My mother was a lawyer who worked for "MORAL" before it became "NARAL", trying to get old anti-abortion laws off the books in Massachusetts in case Roe v. Wade was ever overturned. So there were a few conversations about where Federal laws kick in, and whether or not you can violate New Hampshire's laws if you are a Massachusetts resident, etc. And my mother always brought it back to "I am not a citizen of France" whenever the distinction came up.

I've only been engaged in a few "What does the Brown Act mean to me?" sort of conversations, but the point that it ONLY applies to elected officials, or committees formed by elected officials, seems to be well understood if we bring the ever-patient "Citizens of France" into the conversation.

Kate said...

and OT yet again, I keep thinking about you and scent. I was reading dailykos this morning and someone was talking about gas (he'd been exposed as a soldier) he wrote "and to this day I can still vividly remember the pungent smell of the gas, like an olfactory scar."

I thought of you and came running over here to give you the phrase olfactory scar. There. It's a present. Not as good as a chewed up sock from the new kitty, but it's all I got this morning.

Suisan said...

I love that phrase. Olfactory scar.

But it has a negative connotation, no? That the scent brings back a bad memory? In my case, the memory itself is often good, but so vivid and pungent and unexpected that I'm taken with a wave of emotion for the animal I'm remembering. OK, maybe it is a scar.

I have a scar on my left wrist that came from my disentangling a stallion's hoof from a wire fence. The wire jumped back and sliced the back of my wrist open.

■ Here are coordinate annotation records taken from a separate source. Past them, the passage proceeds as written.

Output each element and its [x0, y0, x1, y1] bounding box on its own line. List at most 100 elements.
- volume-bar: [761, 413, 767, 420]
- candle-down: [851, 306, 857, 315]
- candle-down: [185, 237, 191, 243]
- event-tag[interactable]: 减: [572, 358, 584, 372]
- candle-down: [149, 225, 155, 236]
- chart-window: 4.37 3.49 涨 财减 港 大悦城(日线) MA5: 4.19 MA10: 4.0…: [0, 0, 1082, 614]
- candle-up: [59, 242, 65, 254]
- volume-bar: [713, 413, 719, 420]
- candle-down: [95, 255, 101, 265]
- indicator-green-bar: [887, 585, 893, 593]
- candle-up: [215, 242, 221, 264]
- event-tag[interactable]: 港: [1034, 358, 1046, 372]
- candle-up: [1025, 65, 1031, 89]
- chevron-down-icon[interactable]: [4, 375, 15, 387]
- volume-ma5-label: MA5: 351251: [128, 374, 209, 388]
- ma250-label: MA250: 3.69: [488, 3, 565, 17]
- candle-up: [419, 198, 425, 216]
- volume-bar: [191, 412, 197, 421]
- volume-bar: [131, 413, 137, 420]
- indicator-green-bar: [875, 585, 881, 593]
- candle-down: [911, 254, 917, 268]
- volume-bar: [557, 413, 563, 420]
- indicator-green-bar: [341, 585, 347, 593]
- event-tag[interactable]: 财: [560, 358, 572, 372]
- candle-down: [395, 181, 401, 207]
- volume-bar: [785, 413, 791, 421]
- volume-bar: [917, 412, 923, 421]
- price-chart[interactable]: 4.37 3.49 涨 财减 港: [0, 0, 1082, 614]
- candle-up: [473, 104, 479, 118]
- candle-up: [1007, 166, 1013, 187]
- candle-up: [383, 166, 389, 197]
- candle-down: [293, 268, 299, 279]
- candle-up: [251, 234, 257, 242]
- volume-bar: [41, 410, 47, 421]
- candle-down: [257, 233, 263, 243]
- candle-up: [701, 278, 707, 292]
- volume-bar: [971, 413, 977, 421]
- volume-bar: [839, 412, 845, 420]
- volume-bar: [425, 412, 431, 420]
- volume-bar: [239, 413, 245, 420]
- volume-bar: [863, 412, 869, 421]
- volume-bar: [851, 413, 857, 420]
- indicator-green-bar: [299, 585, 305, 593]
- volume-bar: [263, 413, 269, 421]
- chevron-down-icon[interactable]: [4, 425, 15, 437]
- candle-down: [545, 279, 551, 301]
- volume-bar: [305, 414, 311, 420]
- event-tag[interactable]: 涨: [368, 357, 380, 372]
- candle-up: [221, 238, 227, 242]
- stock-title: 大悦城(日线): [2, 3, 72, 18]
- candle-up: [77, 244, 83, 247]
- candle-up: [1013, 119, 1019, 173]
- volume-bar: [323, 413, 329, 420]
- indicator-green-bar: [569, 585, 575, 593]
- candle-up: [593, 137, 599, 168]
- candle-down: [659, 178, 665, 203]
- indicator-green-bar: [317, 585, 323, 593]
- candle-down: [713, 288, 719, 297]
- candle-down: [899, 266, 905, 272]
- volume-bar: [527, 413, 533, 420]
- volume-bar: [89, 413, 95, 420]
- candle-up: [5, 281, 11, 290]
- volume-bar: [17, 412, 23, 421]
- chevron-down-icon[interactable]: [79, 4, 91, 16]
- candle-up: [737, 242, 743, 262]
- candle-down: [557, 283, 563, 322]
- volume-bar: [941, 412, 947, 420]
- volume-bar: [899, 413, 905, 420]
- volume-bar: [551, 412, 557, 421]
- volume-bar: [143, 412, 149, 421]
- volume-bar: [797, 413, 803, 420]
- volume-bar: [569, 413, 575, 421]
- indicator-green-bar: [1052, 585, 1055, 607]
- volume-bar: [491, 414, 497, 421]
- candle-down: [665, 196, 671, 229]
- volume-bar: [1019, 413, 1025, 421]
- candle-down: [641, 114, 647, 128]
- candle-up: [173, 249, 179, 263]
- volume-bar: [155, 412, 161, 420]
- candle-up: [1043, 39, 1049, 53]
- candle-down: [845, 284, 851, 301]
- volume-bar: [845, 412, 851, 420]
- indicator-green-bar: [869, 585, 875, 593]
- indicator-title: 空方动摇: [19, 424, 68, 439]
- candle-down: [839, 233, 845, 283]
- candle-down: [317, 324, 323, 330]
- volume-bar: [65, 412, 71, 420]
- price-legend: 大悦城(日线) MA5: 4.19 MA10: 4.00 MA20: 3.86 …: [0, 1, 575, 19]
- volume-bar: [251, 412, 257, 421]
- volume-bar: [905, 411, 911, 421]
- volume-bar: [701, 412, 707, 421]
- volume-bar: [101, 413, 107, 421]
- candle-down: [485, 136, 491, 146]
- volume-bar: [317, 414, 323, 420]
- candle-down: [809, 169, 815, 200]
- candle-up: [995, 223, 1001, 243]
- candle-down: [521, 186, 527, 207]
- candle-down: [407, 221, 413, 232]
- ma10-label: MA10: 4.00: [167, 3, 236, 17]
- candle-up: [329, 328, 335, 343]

I never got stitches for it, so it's pretty noticeable. It's a mark, but it reminds me of a sweet and gentle guy who waited patiently with his hoof stuck in a fence until I could come rescue him.

So after all that round abouting, yeah. I do have olfactory scars. Camphor trees and spring mud. Mane and Tail shampoo. Sometimes Orvus paste. Grapefruit rinds boiling in sugar syrup. And Bigeloil. Which for a few years I thought was maybe made from biggles. Or, more disturbingly, perhaps from beagles?